Reforma robusta será aprovada pelo Congresso independentemente de base do governo, diz Mansueto

Segundo secretário Tesouro, economia com mudança nas regras da aposentadoria pode chegar a R$ 1 trilhão em dez anos.

O secretário do Tesouro, Mansueto Almeida, disse nesta quarta-feira (27) que uma reforma da Previdência "robusta" será aprovada independentemente da fraca base política do governo, porque a pauta econômica foi abraçada pelo Congresso.
"Hoje a reforma da Previdência foi incorporada pelo Congresso e nós teremos uma reforma robusta independentemente da base política do governo. O governo, nesse período todo, não formou, e isso é muito claro, uma base política muito sólida. Mas a reforma da Previdência foi abraçada pelo Congresso Nacional", disse em evento em São Paulo.
Segundo ele, a economia obtida com a reforma proposta relatório do deputado federal Samuel Moreira poderá chegar a RS 1 trilhão em dez anos se adicionados os efeitos da MP 871, que endurece as regras para a concessão de benefícios como a aposentadoria rural, para evitar fraudes.

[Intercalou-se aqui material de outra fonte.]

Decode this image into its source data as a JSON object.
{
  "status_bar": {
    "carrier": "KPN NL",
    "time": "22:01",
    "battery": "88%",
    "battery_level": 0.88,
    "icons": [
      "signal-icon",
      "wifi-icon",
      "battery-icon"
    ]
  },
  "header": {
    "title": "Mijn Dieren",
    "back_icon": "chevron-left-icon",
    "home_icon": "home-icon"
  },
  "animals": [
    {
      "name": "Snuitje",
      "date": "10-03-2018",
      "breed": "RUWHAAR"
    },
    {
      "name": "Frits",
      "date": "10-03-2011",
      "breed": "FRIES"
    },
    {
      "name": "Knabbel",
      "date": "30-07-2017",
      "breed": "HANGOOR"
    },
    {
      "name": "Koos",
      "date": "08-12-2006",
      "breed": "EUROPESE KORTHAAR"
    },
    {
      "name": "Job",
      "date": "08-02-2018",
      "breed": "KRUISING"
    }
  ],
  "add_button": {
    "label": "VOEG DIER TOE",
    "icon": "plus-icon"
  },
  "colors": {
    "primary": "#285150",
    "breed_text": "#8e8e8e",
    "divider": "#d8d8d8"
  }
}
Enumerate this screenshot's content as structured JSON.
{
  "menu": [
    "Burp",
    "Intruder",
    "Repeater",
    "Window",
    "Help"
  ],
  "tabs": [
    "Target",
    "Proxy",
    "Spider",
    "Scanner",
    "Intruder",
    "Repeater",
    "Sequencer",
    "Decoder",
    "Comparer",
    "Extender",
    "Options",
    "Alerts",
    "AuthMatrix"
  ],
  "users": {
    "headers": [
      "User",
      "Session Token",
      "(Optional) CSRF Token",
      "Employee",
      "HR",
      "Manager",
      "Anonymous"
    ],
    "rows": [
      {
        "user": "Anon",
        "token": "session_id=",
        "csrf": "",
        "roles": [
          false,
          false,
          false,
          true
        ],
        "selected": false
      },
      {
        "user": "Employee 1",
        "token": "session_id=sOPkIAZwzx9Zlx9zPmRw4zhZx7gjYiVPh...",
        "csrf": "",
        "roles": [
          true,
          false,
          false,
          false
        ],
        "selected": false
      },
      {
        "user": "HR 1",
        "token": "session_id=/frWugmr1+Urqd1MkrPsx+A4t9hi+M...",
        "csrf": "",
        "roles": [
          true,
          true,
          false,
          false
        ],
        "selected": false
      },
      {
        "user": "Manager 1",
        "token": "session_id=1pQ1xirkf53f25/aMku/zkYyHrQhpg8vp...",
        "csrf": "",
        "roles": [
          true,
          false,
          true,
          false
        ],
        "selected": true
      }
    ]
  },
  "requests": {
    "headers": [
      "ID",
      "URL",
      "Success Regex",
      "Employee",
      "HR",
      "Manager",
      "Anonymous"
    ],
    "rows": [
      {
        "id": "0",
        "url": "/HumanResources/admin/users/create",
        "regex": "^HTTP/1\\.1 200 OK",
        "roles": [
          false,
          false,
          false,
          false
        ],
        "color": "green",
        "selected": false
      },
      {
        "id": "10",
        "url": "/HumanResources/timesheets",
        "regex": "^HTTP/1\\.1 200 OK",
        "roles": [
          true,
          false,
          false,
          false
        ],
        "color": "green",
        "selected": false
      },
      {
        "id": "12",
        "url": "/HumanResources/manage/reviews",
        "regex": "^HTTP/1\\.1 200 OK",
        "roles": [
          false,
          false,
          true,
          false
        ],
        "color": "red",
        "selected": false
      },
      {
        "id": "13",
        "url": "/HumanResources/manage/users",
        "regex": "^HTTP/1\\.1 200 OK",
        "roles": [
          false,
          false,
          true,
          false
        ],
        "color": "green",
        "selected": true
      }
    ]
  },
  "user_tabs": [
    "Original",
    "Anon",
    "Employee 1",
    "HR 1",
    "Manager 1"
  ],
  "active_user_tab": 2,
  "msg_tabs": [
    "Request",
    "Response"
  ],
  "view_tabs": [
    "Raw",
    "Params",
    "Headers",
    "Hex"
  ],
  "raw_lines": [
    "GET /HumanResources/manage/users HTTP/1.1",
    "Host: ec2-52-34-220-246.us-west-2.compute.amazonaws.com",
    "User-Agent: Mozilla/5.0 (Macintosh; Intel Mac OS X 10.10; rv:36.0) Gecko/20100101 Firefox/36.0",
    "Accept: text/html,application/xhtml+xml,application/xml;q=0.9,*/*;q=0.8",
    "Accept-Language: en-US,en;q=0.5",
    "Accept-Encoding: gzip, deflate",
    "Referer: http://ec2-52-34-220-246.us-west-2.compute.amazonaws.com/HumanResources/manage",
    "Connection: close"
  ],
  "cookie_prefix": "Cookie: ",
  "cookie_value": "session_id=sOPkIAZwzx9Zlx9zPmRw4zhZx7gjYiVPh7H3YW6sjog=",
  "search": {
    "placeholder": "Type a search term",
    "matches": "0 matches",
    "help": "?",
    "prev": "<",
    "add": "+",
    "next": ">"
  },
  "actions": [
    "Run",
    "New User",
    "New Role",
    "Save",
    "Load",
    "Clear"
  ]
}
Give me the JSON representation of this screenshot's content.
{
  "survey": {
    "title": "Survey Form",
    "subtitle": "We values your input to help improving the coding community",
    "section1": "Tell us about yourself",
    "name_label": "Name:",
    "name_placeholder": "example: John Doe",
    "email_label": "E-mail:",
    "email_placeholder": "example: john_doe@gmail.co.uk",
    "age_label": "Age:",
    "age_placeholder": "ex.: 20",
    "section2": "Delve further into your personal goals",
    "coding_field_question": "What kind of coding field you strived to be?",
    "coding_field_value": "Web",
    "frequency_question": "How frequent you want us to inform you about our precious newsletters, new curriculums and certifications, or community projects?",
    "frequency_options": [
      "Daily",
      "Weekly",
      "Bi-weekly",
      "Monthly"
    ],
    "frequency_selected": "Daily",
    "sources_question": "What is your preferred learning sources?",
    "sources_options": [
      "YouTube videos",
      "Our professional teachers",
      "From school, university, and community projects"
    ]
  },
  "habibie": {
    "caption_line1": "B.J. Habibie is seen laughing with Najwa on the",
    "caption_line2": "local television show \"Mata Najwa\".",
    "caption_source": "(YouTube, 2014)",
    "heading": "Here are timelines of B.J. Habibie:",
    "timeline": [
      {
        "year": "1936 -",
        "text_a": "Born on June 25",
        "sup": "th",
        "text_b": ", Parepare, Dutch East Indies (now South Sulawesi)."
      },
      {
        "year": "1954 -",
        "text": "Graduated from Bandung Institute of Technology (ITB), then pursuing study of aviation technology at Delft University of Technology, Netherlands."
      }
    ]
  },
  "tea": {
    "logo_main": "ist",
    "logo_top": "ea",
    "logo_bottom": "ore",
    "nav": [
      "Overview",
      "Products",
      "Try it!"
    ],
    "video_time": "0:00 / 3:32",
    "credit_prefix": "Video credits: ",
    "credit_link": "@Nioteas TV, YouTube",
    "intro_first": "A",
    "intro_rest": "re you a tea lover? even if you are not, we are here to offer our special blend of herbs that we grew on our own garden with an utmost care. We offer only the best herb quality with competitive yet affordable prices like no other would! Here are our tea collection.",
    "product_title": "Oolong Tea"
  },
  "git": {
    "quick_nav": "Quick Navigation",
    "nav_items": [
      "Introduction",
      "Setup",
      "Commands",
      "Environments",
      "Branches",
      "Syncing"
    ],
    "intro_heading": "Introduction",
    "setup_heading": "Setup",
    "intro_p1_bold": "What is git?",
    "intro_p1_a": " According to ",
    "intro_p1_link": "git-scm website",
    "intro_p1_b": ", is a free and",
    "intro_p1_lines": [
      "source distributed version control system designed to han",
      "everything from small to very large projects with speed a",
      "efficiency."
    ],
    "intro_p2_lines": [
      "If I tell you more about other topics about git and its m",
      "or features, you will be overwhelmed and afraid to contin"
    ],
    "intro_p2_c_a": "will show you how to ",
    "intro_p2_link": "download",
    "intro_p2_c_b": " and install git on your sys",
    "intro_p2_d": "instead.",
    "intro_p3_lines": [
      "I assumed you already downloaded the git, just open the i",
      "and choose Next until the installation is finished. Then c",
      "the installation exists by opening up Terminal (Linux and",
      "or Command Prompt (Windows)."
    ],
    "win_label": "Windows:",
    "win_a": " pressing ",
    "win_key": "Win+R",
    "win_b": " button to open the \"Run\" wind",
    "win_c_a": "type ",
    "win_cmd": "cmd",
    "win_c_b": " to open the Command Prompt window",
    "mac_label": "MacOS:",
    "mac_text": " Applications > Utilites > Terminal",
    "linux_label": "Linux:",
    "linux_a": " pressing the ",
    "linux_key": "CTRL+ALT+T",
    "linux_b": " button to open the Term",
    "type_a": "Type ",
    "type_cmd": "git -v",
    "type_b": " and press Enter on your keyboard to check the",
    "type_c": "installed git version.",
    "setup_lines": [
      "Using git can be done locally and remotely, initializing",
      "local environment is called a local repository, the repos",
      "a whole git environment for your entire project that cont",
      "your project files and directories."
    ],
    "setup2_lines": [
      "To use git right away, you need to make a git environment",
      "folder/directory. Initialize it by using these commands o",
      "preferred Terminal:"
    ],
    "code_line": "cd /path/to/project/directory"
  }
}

Essa medida já foi aprovada.
Mansueto lembrou que o ajuste que o governo precisa fazer para equilibrar as contas é da ordem de R$ 300 bilhões e que a reforma da Previdência é só o primeiro passo desse processo. Ele defendeu o controle, ao menos temporário, dos salários dos servidores públicos e dos concursos, a redução de gastos, privatizações e a reforma tributária.
O secretário classificou a aprovação de uma mudança na estrutura da cobrança de impostos do país como tão difícil quanto ou mais do que a da reforma da Previdência.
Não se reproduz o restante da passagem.